In the city that frequently preaches “hate is not welcome here,” Seattle Pride has once again banned LGBTQ police officers from attending the annual celebration in uniform, even though the department is among the most progressive in the nation.
The Seattle Police Department, which is home to more than 100 employees belonging to the LGBTQ community, has marched in the annual Pride parade since 1994, but their participation became an issue in 2020 when anti-police riots swept across the nation.
Earlier this month, the Executive Board of Seattle Pride, Krystal Marx and Carmen Rivera, announced, “Due to the history of Stonewall Sunday and the fact that Pride was birthed from a riot against police brutality, Seattle Pride will not permit police uniforms, police vehicles, any police insignia, or police propaganda to walk in any parade contingency.”
This was met with criticism from Seattle’s interim police chief, along with officers, commanders, and civilians that look forward to walking proudly in the annual event alongside colleagues, family, and friends, as they have faced their own internal struggles stemming from being members of the LGBTQ community.
In a statement released by Seattle PD on Wednesday, Detective Aimee LaClaire described the Executive Board’s decision as “discriminatory, demeaning, hateful and antiquated.”

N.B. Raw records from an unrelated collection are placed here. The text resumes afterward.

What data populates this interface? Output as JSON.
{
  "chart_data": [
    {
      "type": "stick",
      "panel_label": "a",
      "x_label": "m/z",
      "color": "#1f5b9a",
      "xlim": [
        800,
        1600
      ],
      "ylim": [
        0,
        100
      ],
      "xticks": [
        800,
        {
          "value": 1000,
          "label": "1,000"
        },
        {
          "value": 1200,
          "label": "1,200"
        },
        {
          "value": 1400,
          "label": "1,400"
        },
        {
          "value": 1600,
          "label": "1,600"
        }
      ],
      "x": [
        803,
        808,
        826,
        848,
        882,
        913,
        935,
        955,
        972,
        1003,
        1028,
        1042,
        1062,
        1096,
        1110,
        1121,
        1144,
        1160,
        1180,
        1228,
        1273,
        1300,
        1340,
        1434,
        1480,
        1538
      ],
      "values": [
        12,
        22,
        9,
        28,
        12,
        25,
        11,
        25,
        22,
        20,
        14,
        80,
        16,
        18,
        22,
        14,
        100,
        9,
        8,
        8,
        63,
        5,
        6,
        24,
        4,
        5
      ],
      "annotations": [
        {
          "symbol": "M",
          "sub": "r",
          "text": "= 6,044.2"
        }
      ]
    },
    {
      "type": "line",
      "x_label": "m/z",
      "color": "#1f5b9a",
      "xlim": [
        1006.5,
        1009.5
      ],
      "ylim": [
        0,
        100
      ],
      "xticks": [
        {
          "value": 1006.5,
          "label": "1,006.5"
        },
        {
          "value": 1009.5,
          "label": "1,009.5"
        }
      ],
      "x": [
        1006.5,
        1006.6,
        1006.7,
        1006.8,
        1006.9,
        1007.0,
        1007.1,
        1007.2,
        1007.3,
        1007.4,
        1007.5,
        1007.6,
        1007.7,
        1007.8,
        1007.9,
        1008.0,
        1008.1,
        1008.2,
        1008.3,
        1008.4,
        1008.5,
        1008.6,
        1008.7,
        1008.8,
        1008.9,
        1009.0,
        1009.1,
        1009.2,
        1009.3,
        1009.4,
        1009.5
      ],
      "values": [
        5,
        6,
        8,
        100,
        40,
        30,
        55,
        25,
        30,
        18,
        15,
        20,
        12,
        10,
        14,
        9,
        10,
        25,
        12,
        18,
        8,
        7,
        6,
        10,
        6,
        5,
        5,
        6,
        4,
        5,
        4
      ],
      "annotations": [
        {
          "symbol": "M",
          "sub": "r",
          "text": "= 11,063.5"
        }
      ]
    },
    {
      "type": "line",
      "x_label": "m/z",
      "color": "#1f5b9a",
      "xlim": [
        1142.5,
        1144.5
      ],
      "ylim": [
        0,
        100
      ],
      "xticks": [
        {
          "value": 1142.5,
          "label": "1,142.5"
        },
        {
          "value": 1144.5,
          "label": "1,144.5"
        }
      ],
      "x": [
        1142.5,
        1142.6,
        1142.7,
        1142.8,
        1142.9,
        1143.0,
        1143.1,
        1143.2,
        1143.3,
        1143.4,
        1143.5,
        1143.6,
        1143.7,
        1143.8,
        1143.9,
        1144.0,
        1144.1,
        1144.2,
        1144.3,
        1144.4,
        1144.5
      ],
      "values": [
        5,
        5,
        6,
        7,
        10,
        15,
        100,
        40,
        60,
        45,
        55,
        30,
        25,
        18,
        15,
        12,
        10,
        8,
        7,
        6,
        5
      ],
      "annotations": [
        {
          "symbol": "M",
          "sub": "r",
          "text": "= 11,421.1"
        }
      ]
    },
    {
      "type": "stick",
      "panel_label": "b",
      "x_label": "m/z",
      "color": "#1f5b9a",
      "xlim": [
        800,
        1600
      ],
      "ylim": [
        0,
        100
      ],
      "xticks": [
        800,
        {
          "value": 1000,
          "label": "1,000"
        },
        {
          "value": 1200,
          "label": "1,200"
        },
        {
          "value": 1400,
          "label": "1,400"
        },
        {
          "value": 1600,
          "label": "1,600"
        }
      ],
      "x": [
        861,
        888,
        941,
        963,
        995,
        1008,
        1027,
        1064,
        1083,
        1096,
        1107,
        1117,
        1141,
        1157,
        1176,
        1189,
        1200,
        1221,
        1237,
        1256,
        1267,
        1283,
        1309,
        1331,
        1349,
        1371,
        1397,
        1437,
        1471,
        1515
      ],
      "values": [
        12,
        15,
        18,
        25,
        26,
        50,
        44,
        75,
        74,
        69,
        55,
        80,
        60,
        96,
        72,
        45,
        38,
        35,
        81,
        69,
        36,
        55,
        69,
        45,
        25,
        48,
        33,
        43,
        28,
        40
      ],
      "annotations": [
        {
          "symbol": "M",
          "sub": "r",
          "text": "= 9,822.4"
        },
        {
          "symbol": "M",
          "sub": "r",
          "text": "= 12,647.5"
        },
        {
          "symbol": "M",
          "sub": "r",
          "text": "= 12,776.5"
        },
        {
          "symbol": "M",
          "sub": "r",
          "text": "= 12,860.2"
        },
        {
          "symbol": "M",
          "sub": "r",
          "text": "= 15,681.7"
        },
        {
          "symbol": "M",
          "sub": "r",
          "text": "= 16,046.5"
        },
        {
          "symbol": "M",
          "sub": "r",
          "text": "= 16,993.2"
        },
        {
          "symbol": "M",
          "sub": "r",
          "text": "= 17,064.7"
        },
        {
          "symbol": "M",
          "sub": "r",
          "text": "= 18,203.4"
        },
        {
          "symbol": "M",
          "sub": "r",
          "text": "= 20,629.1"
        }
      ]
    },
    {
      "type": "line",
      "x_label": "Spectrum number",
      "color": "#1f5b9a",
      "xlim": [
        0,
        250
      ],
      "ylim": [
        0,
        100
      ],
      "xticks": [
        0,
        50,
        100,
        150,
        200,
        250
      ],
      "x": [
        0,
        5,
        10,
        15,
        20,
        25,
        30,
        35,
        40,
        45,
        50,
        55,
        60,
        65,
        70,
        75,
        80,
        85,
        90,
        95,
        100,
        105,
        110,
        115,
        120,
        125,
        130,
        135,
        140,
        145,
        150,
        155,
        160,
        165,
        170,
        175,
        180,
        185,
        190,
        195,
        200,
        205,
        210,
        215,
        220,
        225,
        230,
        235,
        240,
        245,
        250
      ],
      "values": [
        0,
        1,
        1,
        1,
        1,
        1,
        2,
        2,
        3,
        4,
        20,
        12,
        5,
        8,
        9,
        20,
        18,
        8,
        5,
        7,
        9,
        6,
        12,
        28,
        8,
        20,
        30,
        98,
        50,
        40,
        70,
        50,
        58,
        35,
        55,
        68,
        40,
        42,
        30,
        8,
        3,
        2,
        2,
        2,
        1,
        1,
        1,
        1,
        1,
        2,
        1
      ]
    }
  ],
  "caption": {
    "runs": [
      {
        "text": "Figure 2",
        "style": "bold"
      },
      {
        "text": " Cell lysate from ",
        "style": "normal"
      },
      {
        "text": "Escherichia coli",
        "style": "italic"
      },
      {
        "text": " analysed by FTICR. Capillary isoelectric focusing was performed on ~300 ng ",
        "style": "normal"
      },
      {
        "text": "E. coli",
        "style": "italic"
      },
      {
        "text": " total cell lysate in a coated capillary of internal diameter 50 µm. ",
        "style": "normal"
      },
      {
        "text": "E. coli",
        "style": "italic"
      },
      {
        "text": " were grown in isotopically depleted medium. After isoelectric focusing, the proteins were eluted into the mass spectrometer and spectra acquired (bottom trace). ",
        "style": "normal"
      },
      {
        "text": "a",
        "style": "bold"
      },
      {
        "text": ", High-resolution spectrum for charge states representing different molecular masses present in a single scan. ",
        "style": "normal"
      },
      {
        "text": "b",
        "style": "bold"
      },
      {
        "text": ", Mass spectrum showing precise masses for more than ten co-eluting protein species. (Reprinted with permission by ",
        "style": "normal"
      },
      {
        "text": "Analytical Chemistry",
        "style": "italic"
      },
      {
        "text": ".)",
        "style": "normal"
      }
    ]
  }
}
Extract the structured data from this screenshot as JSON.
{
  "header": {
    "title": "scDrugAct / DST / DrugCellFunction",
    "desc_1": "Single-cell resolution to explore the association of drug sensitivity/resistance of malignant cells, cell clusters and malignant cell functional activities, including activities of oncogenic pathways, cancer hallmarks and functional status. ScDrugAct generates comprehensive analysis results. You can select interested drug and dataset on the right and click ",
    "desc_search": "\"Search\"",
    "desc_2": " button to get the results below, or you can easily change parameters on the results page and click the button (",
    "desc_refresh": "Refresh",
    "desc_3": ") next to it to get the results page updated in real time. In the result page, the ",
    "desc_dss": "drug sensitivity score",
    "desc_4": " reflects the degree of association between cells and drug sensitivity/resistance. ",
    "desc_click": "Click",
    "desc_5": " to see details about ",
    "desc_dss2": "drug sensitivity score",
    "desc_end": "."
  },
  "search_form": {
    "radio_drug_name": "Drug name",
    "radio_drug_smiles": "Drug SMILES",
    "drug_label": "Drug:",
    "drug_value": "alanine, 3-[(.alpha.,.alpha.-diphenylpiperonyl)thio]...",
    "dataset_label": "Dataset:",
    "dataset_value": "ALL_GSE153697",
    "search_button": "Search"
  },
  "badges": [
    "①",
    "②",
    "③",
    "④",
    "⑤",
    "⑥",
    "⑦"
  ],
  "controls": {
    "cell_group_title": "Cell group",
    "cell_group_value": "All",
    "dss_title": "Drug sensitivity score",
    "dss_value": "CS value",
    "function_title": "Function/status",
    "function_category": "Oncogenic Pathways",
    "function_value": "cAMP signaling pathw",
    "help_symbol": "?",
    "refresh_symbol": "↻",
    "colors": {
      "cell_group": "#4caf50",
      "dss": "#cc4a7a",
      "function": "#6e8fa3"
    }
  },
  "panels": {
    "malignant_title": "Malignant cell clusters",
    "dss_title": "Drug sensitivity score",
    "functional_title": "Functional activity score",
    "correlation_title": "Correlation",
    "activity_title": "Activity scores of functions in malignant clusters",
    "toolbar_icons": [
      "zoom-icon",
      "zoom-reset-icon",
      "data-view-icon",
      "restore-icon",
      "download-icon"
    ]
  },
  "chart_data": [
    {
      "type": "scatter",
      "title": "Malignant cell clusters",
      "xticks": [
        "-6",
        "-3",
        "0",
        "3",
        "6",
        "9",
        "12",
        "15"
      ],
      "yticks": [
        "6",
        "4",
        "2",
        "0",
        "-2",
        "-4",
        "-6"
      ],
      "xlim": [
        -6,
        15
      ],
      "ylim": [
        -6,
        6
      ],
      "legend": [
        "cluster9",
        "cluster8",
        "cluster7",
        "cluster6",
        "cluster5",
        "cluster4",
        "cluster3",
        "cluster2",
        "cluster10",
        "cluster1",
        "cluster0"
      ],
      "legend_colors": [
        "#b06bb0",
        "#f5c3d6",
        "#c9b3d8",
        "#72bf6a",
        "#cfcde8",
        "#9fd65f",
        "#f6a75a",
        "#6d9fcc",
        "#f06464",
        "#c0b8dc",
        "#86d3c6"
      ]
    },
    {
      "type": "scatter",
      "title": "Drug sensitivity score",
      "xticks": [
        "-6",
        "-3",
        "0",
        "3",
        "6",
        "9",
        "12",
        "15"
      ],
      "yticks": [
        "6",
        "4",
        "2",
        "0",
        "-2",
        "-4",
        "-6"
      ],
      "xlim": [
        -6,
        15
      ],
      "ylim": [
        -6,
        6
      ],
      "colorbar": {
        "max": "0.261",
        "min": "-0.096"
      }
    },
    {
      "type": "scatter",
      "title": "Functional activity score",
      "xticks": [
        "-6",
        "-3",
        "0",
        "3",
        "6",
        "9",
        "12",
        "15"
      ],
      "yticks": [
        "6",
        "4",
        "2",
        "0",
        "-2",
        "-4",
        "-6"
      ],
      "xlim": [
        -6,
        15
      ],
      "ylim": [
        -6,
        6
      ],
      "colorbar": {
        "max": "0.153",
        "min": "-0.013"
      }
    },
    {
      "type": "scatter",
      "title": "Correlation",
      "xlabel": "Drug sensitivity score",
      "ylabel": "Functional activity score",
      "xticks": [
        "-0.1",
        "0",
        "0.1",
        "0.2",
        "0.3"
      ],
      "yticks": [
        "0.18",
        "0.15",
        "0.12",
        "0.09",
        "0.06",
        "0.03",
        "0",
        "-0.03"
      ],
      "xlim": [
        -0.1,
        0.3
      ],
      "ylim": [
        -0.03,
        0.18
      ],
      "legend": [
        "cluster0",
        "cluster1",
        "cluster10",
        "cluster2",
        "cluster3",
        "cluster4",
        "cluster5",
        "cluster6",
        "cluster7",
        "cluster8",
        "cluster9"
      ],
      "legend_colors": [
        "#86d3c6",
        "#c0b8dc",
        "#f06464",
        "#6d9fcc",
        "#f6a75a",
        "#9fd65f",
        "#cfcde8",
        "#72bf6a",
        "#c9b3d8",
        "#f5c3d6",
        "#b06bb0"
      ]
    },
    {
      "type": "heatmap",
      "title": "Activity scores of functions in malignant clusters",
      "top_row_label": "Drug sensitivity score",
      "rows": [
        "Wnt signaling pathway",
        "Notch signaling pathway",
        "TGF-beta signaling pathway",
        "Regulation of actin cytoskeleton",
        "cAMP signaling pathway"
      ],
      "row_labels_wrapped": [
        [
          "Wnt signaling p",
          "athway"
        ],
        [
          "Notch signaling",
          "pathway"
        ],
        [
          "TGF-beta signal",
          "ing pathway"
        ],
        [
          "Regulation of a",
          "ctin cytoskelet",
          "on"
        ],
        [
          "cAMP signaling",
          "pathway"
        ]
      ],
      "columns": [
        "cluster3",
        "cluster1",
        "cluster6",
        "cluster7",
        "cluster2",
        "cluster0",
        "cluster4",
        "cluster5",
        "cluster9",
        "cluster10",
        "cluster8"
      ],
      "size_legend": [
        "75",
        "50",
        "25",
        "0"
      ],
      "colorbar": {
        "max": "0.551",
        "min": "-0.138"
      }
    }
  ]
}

“It is heartbreaking as a human race that we are going backwards in terms of tolerance, acceptance, and inclusivity,” Det. LaClaire said. “Those who have a history of being oppressed should know better than anyone how it feels to be discriminated against.”
She explained that it was especially hurtful because they are singling out Seattle police officers while allowing other city employees to represent their departments.
The Pride Executive Board claimed that the reason they decided to ban Seattle PD was due police officers’ involvement with Stonewall. However, Det. LaCLaire said that she and her wife chose to get married on Stonewall Sunday in honor of the gay rights movement and slammed the board for not evolving.
“I would expect the gay pride board members would be evolved enough to allow me to march in the parade despite the fact that I am a cop. In fact, they should honor the progress that has been made by the sacrifices of those before us,” LaClaire said. “They should be proud that there are so many gay members within the rank and file of the Seattle Police Department. They should feel honored that we want to march with the community members we have sworn to protect and serve.”
The annual Pride event is an important day for Seattle police officers to engage in community outreach, while also showing the department’s diversity.
But because Seattle PD officers will not be allowed to march in the parade representing the department, Chief Diaz announced that officers have “respectfully declined” to participate.
Although the Executive Board has banned police from attending the parade in uniform, Chief Diaz said that uniformed officers will be visible throughout the event to provide public safety and to ensure a “hate-free” gathering for all in attendance.
LGBTQ officers that wished to remain anonymous also wrote statements explaining their disappointment:
“I am a Pacific Northwest Native American and I am gay. I also am a police officer and I have dedicated my life to making other people’s lives better, and I risk my own life to ensure that people are safe.? While this is slowly changing, law enforcement is a profession that has been and still is dominated by white, straight, masculine men. While it is easy to see that I am a person of color, knowing that I am gay isn’t something you might see, so I am out and proud about it so that people know I am also gay. I am the change that people have asked for both within the LGBTQ+ community and out,” an officer stated.
“While nobody claims that the Seattle Police Department has been perfect, we are made up of individuals from the community in which we also live. Every day as society grows and learns, so do we. SPD has been and continues to be a national model for the inclusion of minorities within our ranks –from our civilian rolls to officers who then become supervisors and commanders,” said another.
One officer described the discrimination as being told to “go back into the closet,” detailing the hurt surrounding having to hide their profession.
“As a member of the LGBTQ+ community, it’s constantly being said how inclusive that community is – unless you are a police officer… To go back into the closet and hide what I do, which is a portion of my identity, is so hurtful… I continue to be visible and be that ever-so-important representation within law enforcement because I believe being a visible police officer who is a member of the LGBTQ+ community and a person of color is more important than the shame some members of my LGBTQ+ community would put on me.”
Last year, Pride did not just discriminate against Seattle PD. Event organizers targeted white people and made them pay “reparations” to attend, while BIPOC community members got to attend for free.